I'll try and get a pic to post next time we go out.

Bren


----------



## stevenb (21 Sep 2007)

That'd be cool Bren

I remember the polished silver ones they did. 
I thought they looked the Nuts...
Mind you...the Canonndale V-Spec bikes were pretty wild looking.


----------



## romeo (3 Oct 2007)

do you remember the season before aplinestars came out? it was like there was another brand in 89 that just got bought into the alpinestars stable and badged up as alpine stars

im trying to think what they were called? Kloser? MK? MKStar?

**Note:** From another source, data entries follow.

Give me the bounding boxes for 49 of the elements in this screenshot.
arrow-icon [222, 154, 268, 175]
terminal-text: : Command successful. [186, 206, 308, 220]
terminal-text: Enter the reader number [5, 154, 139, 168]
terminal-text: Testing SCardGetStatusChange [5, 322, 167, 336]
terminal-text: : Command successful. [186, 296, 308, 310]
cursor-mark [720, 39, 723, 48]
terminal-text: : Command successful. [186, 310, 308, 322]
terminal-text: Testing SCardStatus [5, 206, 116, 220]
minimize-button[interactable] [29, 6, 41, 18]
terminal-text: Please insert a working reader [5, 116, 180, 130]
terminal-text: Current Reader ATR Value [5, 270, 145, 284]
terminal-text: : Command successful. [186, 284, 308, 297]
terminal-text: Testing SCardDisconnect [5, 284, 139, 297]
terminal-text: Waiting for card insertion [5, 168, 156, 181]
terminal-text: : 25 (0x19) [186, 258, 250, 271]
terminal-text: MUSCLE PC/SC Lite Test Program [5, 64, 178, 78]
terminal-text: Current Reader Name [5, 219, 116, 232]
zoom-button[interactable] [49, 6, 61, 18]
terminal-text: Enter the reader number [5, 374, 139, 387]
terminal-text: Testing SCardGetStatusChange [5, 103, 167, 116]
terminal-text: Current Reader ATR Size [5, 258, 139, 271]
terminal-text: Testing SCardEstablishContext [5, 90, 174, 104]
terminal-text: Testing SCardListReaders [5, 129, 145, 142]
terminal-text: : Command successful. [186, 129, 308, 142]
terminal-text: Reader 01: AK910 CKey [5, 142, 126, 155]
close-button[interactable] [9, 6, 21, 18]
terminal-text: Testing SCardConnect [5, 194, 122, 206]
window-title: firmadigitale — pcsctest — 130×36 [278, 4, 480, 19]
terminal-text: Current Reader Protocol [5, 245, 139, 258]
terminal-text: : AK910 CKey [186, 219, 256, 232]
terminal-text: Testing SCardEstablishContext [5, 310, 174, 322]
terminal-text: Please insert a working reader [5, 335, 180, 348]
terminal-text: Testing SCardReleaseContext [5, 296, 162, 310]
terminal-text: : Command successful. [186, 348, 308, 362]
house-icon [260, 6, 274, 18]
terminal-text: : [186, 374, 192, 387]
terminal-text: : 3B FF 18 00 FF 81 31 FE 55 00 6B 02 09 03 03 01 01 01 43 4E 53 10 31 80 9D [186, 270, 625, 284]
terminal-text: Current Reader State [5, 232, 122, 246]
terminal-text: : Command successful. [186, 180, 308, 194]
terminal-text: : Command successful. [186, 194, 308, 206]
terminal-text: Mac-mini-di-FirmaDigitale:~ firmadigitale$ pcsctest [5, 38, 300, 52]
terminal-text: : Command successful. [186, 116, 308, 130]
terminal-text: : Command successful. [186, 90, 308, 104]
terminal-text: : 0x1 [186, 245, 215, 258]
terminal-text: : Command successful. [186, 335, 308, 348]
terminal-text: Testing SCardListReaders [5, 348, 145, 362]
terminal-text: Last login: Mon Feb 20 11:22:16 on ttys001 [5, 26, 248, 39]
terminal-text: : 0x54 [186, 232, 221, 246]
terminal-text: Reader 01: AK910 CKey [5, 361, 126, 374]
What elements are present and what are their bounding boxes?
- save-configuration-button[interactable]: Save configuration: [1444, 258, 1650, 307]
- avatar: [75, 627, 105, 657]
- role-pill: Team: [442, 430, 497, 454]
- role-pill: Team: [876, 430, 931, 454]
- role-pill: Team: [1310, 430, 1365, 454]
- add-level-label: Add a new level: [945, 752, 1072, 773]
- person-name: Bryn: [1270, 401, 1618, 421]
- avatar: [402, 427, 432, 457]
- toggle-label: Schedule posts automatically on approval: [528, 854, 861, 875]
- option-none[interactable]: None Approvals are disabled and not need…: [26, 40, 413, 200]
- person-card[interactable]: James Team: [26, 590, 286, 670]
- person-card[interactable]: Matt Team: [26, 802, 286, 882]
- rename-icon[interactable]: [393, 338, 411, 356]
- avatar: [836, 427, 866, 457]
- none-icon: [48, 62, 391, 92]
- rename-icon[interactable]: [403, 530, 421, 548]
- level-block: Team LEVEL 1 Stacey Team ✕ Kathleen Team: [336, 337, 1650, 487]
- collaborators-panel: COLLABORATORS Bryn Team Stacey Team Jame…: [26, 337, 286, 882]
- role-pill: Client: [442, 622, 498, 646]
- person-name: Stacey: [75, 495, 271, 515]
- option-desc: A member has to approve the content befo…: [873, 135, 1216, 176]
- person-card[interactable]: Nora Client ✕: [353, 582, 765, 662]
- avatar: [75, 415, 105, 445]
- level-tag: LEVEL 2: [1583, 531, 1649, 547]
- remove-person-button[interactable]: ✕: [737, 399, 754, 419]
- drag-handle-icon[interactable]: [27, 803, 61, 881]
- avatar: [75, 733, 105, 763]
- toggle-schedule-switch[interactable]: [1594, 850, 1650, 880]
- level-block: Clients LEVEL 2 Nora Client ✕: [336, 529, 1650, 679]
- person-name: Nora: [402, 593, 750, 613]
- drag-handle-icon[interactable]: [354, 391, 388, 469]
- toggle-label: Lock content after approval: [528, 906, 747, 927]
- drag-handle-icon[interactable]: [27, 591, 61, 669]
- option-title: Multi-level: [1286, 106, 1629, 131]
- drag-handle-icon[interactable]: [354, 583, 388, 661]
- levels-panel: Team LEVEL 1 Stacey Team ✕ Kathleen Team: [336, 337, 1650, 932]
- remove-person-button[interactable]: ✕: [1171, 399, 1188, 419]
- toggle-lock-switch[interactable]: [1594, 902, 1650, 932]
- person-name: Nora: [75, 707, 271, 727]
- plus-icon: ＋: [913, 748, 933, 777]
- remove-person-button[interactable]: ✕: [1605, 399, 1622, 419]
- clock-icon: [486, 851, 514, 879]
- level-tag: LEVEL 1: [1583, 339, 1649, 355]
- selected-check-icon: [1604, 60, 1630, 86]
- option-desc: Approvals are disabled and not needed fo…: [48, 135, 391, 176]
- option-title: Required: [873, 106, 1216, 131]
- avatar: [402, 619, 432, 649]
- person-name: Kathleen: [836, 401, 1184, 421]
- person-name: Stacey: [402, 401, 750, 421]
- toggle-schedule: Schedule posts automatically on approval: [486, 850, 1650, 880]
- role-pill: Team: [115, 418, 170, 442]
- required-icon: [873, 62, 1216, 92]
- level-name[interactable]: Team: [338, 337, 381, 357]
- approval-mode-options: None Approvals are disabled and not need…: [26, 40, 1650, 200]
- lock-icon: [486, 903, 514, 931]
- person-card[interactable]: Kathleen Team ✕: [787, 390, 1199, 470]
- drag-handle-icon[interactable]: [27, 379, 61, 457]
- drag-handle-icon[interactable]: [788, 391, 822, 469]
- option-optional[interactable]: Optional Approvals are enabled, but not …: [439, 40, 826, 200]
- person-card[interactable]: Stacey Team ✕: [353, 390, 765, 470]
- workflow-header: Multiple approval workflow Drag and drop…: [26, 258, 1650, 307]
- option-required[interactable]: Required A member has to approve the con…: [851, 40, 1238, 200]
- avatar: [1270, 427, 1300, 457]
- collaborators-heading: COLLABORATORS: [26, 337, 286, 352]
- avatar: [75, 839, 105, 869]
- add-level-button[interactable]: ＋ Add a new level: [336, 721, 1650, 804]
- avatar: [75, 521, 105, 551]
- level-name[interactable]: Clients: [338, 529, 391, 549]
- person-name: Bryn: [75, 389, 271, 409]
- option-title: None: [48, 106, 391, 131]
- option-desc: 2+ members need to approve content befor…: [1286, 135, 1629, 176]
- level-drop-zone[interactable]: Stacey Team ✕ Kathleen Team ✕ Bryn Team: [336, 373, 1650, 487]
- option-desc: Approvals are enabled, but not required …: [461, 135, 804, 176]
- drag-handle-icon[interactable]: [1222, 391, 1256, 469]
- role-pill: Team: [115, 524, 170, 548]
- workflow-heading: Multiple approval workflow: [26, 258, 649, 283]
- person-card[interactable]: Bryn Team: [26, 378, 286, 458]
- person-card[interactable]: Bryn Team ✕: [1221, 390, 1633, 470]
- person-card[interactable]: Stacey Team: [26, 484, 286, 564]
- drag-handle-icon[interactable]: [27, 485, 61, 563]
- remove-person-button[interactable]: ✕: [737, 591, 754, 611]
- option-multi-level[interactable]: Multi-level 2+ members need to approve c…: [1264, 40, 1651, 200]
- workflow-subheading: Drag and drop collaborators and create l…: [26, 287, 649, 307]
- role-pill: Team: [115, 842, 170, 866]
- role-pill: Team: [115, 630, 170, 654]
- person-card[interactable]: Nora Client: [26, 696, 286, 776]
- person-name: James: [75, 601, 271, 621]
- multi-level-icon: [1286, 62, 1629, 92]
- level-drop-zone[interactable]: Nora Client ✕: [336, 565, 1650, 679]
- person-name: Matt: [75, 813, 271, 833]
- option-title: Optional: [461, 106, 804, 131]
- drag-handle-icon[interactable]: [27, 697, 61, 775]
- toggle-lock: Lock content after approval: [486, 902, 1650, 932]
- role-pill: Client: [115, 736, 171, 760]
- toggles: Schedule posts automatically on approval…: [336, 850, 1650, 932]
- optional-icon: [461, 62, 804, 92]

does anyone else remember these?


----------



## yenrod (3 Oct 2007)

Serotta bikes any chance Romeo - BUT Steve, but Rocky Mountain Bikes: I'd still have one now if they are still available...BTW Are you Romeo from that south london town...that used to post on C+...


----------



## gillan (4 Oct 2007)

used to have an elevated chainstay job, xt groupset, alumininium frame

liked it a lot

stripped the hideous paintjob and polished up the aluminium

lovely

eventually one of the chanstays cracked...got it welded and sold on...not seen it since

PS they did know about the weld


----------



## stevenb (9 Oct 2007)

I got a nice picture of Rocky Mountain 'Experience' bike in my book here. Polished frame. Deore DX groupset and those 'Powergrips' that used to fix to your pedals. 
Looks nice...even by today's standards.


----------



## peekay76 (6 Dec 2007)

One of my mates had bought an elevated chainstay Rocky Mountain. I can't remember the name of it but he was well pleased when he first got it... until we labelled it his upside down girls bike.


----------



## simonali (5 Jan 2008)

yenrod said:


> Rocky Mountain Bikes: I'd still have one now if they are still available



http://www.bikes.com/index.aspx

Get your credit card out!

Some pics of a ti framed Alpinestars here, so no paintjob, unfortunately.

http://forums.mtbr.com/showthread.php?t=2814


----------



## stevenb (24 Jan 2008)

That Merlin titanium rocks....the elevated chainstay one.


----------



## 02GF74 (29 Jan 2008)

yes, i remember. leveate stays were a bit of a fasjion think in the later 80s ro ealry 90s. Even Saracen, befpore they went down market, had them.


----------